Jamala Rogers

I’m a bettin’ woman, so my bet is on the young people who are in motion based upon the latest mass shooting. This could finally be the time that some reform in gun laws gets traction. No matter how small that change is, it will be the action that cracks the door for more and bigger actions. The students at Marjory Stoneman Douglas High School have lit a prairie fire.

I thought surely there’d be some action by Congress when one of their own (U.S. Rep. Gabrielle Gifford) was a target of gun violence in 2011. I knew we had hit rock bottom when young children at Sandy Hook Elementary School became casualties the following year and watched with disgust as the NRA doubled-down.

Here we are again, locked in a now predictable cycle: mass shooting, outrage and grief, aggressive push for reforms, pushback by the National Rifle Association, retreat until the next tragedy strikes.

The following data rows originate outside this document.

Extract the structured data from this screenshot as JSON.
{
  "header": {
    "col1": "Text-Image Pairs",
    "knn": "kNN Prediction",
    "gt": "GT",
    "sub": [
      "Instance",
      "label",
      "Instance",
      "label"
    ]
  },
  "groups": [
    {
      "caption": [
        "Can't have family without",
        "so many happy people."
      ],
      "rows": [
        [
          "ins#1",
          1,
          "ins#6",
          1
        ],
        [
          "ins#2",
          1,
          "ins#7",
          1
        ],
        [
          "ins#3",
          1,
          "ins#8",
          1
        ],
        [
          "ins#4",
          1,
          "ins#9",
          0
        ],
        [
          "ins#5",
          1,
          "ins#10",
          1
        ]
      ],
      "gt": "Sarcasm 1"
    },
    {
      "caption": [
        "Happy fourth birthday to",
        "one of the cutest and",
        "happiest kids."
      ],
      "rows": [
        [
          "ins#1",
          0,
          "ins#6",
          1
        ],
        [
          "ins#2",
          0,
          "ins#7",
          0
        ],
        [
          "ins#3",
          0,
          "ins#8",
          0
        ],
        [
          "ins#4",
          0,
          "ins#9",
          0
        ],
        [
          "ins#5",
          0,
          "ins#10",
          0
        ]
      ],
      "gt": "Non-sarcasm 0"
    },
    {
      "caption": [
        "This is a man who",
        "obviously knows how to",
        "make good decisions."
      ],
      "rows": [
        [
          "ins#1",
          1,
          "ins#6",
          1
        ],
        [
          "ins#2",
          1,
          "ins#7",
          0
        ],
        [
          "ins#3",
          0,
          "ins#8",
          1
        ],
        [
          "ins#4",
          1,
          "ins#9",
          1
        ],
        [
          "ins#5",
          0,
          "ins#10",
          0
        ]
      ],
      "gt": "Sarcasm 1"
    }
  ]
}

We have accepted this reality because as we have refused to get to the roots of our violence problem. Instead, we choose to arm ourselves to deal with anticipated, inevitable violence that is happening all around us on so many levels. Face it: We are a violent nation.

It’s not just about the growing and more deadly massacres carried out by mainly white males with automatic weapons. I’m talking about police violence, military violence, state executions, domestic violence, sexual violence, gender violence, racial violence, religious violence, intra-race community violence. There’s bullying by all ages. There’s the mayhem and destruction caused by policy and legislation.

Violence is most thought of in terms of physical violence, but it’s also verbal, psychological, cultural and social. We. Are. A. Violent. Nation.

Let’s not get too hung up with issues like access to mental health services; everyone who does physical harm to someone is not necessary mentally ill. This is about our collective propensity towards violence.

If we really start to get to the root of U.S. violence, we will see that capitalism relies heavily on working class people blaming the “other” while the One Percenters watch in delight all the way to the banks. Who gets the good-paying jobs, who gets the harshest prison sentence, who gets the substandard house in a hyper-segregated neighborhood, who gets access to quality education – all these indicators that affect quality of life are daily, controlled battles designed to keep us stressed while a growing oligarchy dismantles any semblance of democratic structures and processes.

So, look over your shoulders, adults with power to make changes but who care more about money than the lives of young people. History has showed us time and time again that the impatience of the youth for injustice and inhumanity often accelerate the slow wheels of change.

These are not actors; they are citizens and future voters. To the Marco Rubios and Roy Blunts of the world, they are coming after your seat. You are standing in the way of young people who are fighting for their very lives.